The company’s last dividend increase was in September 2012 when the Board of Directors approved a 17.50% increase in the quarterly distribution to 33.50 cents /share. The company’s peer group includes McDonald’s (MCD), Burger King (BKW) and Domino’s Pizza (DPZ).
Over the past decade this dividend growth stock has delivered an annualized total return of 21.10% to its shareholders.
The company has managed to deliver a 12.60% average increase in annual EPS since 2002. Analysts expect YUM! Brands to earn $3.27 per share in 2012 and $3.67 per share in 2013. In comparison, the company earned $2.74/share in 2011. Over the next five years, analysts expect EPS to rise by 14.27%/annum.
The company’s long-term earnings will be driven by its international segment, where it expects to open new restaurants. The company owned over 14,500 restaurants internationally and 4,500 in China. In total, Yum!
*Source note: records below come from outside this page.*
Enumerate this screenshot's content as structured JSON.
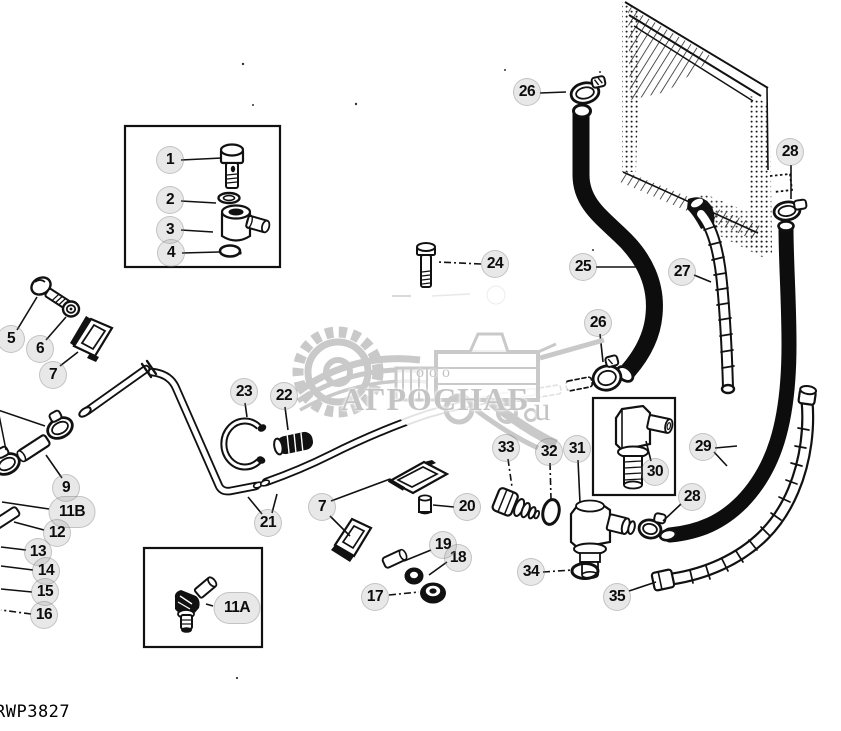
{
  "page": {
    "width": 841,
    "height": 731,
    "background": "#ffffff",
    "ink_color": "#111111"
  },
  "drawing_number": "RWP3827",
  "watermark": {
    "small_text": "ооо",
    "main_text": "АГРОСНАБ",
    "suffix_text": "u",
    "color": "#c4c4c4"
  },
  "callouts": [
    {
      "key": "1",
      "label": "1",
      "cx": 170,
      "cy": 160,
      "leaders": [
        {
          "x1": 181,
          "y1": 160,
          "x2": 222,
          "y2": 158
        }
      ]
    },
    {
      "key": "2",
      "label": "2",
      "cx": 170,
      "cy": 200,
      "leaders": [
        {
          "x1": 181,
          "y1": 201,
          "x2": 216,
          "y2": 203
        }
      ]
    },
    {
      "key": "3",
      "label": "3",
      "cx": 170,
      "cy": 230,
      "leaders": [
        {
          "x1": 181,
          "y1": 230,
          "x2": 213,
          "y2": 232
        }
      ]
    },
    {
      "key": "4",
      "label": "4",
      "cx": 171,
      "cy": 253,
      "leaders": [
        {
          "x1": 182,
          "y1": 253,
          "x2": 219,
          "y2": 252
        }
      ]
    },
    {
      "key": "5",
      "label": "5",
      "cx": 11,
      "cy": 339,
      "leaders": [
        {
          "x1": 17,
          "y1": 330,
          "x2": 37,
          "y2": 297
        }
      ]
    },
    {
      "key": "6",
      "label": "6",
      "cx": 40,
      "cy": 349,
      "leaders": [
        {
          "x1": 46,
          "y1": 340,
          "x2": 66,
          "y2": 317
        }
      ]
    },
    {
      "key": "7a",
      "label": "7",
      "cx": 53,
      "cy": 375,
      "leaders": [
        {
          "x1": 60,
          "y1": 366,
          "x2": 78,
          "y2": 352
        }
      ]
    },
    {
      "key": "9",
      "label": "9",
      "cx": 66,
      "cy": 488,
      "leaders": [
        {
          "x1": 62,
          "y1": 478,
          "x2": 46,
          "y2": 455
        }
      ]
    },
    {
      "key": "11B",
      "label": "11B",
      "cx": 72,
      "cy": 512,
      "wide": true,
      "leaders": [
        {
          "x1": 49,
          "y1": 509,
          "x2": 2,
          "y2": 502
        }
      ]
    },
    {
      "key": "12",
      "label": "12",
      "cx": 57,
      "cy": 533,
      "leaders": [
        {
          "x1": 44,
          "y1": 530,
          "x2": 14,
          "y2": 522
        }
      ]
    },
    {
      "key": "13",
      "label": "13",
      "cx": 38,
      "cy": 552,
      "leaders": [
        {
          "x1": 26,
          "y1": 550,
          "x2": 1,
          "y2": 547
        }
      ]
    },
    {
      "key": "14",
      "label": "14",
      "cx": 46,
      "cy": 571,
      "leaders": [
        {
          "x1": 33,
          "y1": 570,
          "x2": 1,
          "y2": 566
        }
      ]
    },
    {
      "key": "15",
      "label": "15",
      "cx": 45,
      "cy": 592,
      "leaders": [
        {
          "x1": 32,
          "y1": 592,
          "x2": 1,
          "y2": 589
        }
      ]
    },
    {
      "key": "16",
      "label": "16",
      "cx": 44,
      "cy": 615,
      "leaders": [
        {
          "x1": 31,
          "y1": 614,
          "x2": 1,
          "y2": 610,
          "dash": true
        }
      ]
    },
    {
      "key": "17",
      "label": "17",
      "cx": 375,
      "cy": 597,
      "leaders": [
        {
          "x1": 389,
          "y1": 595,
          "x2": 419,
          "y2": 592,
          "dash": true
        }
      ]
    },
    {
      "key": "18",
      "label": "18",
      "cx": 458,
      "cy": 558,
      "leaders": [
        {
          "x1": 447,
          "y1": 562,
          "x2": 429,
          "y2": 575
        }
      ]
    },
    {
      "key": "19",
      "label": "19",
      "cx": 443,
      "cy": 545,
      "leaders": [
        {
          "x1": 431,
          "y1": 550,
          "x2": 404,
          "y2": 561
        }
      ]
    },
    {
      "key": "20",
      "label": "20",
      "cx": 467,
      "cy": 507,
      "leaders": [
        {
          "x1": 454,
          "y1": 507,
          "x2": 433,
          "y2": 505
        }
      ]
    },
    {
      "key": "21",
      "label": "21",
      "cx": 268,
      "cy": 523,
      "leaders": [
        {
          "x1": 262,
          "y1": 514,
          "x2": 248,
          "y2": 497
        },
        {
          "x1": 272,
          "y1": 513,
          "x2": 277,
          "y2": 494
        }
      ]
    },
    {
      "key": "22",
      "label": "22",
      "cx": 284,
      "cy": 396,
      "leaders": [
        {
          "x1": 285,
          "y1": 407,
          "x2": 288,
          "y2": 430
        }
      ]
    },
    {
      "key": "23",
      "label": "23",
      "cx": 244,
      "cy": 392,
      "leaders": [
        {
          "x1": 245,
          "y1": 403,
          "x2": 247,
          "y2": 417
        }
      ]
    },
    {
      "key": "24",
      "label": "24",
      "cx": 495,
      "cy": 264,
      "leaders": [
        {
          "x1": 481,
          "y1": 264,
          "x2": 438,
          "y2": 262,
          "dash": true
        }
      ]
    },
    {
      "key": "25",
      "label": "25",
      "cx": 583,
      "cy": 267,
      "leaders": [
        {
          "x1": 596,
          "y1": 267,
          "x2": 637,
          "y2": 267
        }
      ]
    },
    {
      "key": "26a",
      "label": "26",
      "cx": 527,
      "cy": 92,
      "leaders": [
        {
          "x1": 540,
          "y1": 93,
          "x2": 566,
          "y2": 92
        }
      ]
    },
    {
      "key": "26b",
      "label": "26",
      "cx": 598,
      "cy": 323,
      "leaders": [
        {
          "x1": 600,
          "y1": 334,
          "x2": 603,
          "y2": 362
        }
      ]
    },
    {
      "key": "27",
      "label": "27",
      "cx": 682,
      "cy": 272,
      "leaders": [
        {
          "x1": 694,
          "y1": 275,
          "x2": 711,
          "y2": 282
        }
      ]
    },
    {
      "key": "28a",
      "label": "28",
      "cx": 790,
      "cy": 152,
      "leaders": [
        {
          "x1": 791,
          "y1": 165,
          "x2": 791,
          "y2": 199
        }
      ]
    },
    {
      "key": "28b",
      "label": "28",
      "cx": 692,
      "cy": 497,
      "leaders": [
        {
          "x1": 681,
          "y1": 504,
          "x2": 663,
          "y2": 521
        }
      ]
    },
    {
      "key": "29",
      "label": "29",
      "cx": 703,
      "cy": 447,
      "leaders": [
        {
          "x1": 715,
          "y1": 448,
          "x2": 737,
          "y2": 446
        },
        {
          "x1": 714,
          "y1": 452,
          "x2": 727,
          "y2": 466
        }
      ]
    },
    {
      "key": "30",
      "label": "30",
      "cx": 655,
      "cy": 472,
      "leaders": [
        {
          "x1": 651,
          "y1": 461,
          "x2": 646,
          "y2": 441
        }
      ]
    },
    {
      "key": "31",
      "label": "31",
      "cx": 577,
      "cy": 449,
      "leaders": [
        {
          "x1": 578,
          "y1": 460,
          "x2": 580,
          "y2": 503
        }
      ]
    },
    {
      "key": "32",
      "label": "32",
      "cx": 549,
      "cy": 452,
      "leaders": [
        {
          "x1": 550,
          "y1": 463,
          "x2": 551,
          "y2": 499,
          "dash": true
        }
      ]
    },
    {
      "key": "33",
      "label": "33",
      "cx": 506,
      "cy": 448,
      "leaders": [
        {
          "x1": 508,
          "y1": 459,
          "x2": 512,
          "y2": 487,
          "dash": true
        }
      ]
    },
    {
      "key": "34",
      "label": "34",
      "cx": 531,
      "cy": 572,
      "leaders": [
        {
          "x1": 543,
          "y1": 572,
          "x2": 572,
          "y2": 570,
          "dash": true
        }
      ]
    },
    {
      "key": "35",
      "label": "35",
      "cx": 617,
      "cy": 597,
      "leaders": [
        {
          "x1": 629,
          "y1": 591,
          "x2": 656,
          "y2": 582
        }
      ]
    },
    {
      "key": "11A",
      "label": "11A",
      "cx": 237,
      "cy": 608,
      "wide": true,
      "leaders": [
        {
          "x1": 213,
          "y1": 606,
          "x2": 206,
          "y2": 604
        }
      ]
    },
    {
      "key": "7b",
      "label": "7",
      "cx": 322,
      "cy": 507,
      "leaders": [
        {
          "x1": 331,
          "y1": 501,
          "x2": 390,
          "y2": 479
        },
        {
          "x1": 330,
          "y1": 516,
          "x2": 350,
          "y2": 536
        }
      ]
    }
  ]
}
Brands had approximately 37,000 restaurants. Chinese units are expected to generate 5% in annual same-store sales growth. Yum! expects to keep increasing the number of restaurants in the double digits in order to capitalize on the growth in emerging middle class there. Rising incomes are making Yum!’s brands even more affordable for an increasing number of people. In fact, the consuming class is expected to double over the next 10 years, going from 300 million to at least 600 million people, as significant urbanization continues.
With this tailwind, Yum! Brand’s new-unit development pace should continue at a high rate, and same store sales should continue to grow. India could be another major source of growth as well. The company believes that its new unit progress with KFC in India is very similar to what they saw in China during its first 10 years. Currently, Yum! owns approximately 450 units in India, and plans to add 150 units in 2013. Overall, the company expects to increase international units by 3%-4%/year, with same store sales exceeding 2%.
Although the US units have not been as hot as the international segment, they have a lot of room for growth also. The company is just getting started with introducing breakfast menu items, and also increasing hours of operations. The number of units has declined from 18,500 in 2007 to 18,000 by 2011.
While the recent reports have not been overly optimistic, I believe that the best acquisitions are made when there is blood on the streets. The third quarter report showed sharply lower sales in the company's China stores for last 2 weeks of 2012 due to the poultry supply situation. This is not an issue that affects just Yum! however, although the media has found it easier to focus on a single target. The company now expects slight decrease in EPS in 2013, although long-term prospects are still bullish. The company is in the process of performing a comprehensive view of Chinese operations, in order to strengthen supply chain, ensure better quality assurance and implement the Shanghai FDA report recommendations. Restoring consumer confidence would probably take time, and there might be a few more earnings dissapointments over the next few quarters, before the tide turns back up
The company generates a very high return on equity, which never fell below 50%. I generally want to see at least a stable return on equity over time.
Ever since Yum! Brands started paying dividends in 2004, it has managed to increase them at a fast clip. The quarterly dividend has increased from 5 cents/share in 2004 to 33.50 cents/share by 2012. Over the past five years, dividends have growth by 17.80%/annum, which is faster than earnings growth.
The dividend payout ratio increased from 0% in 2002 to 40% in 2012. This is a direct result of Yum!’s initiation of a dividend policy, and raising distributions at a faster rate than earnings. Future dividend growth would likely be closer to the growth rate in earnings per share. A lower payout is always a plus, since it leaves room for consistent dividend growth minimizing the impact of short-term fluctuations in earnings.
Currently YUM! Brands is trading at 18.30 times earnings, yields 2.20% and has a sustainable distribution. The stock is a little richly valued for my taste, and I would probably try to buy some on dips below $54/share. Of course, if the stock price is flat in 2013, but dividends increase to 40 cents/share, my entry price would increase to $64 /share. It is important to remain disciplined, and only invest in the best companies at the best prices. The issues with Chinese poultry supply would most probably present investors with an attractive opportunity to acquire a great long-term holding at depressed valuations.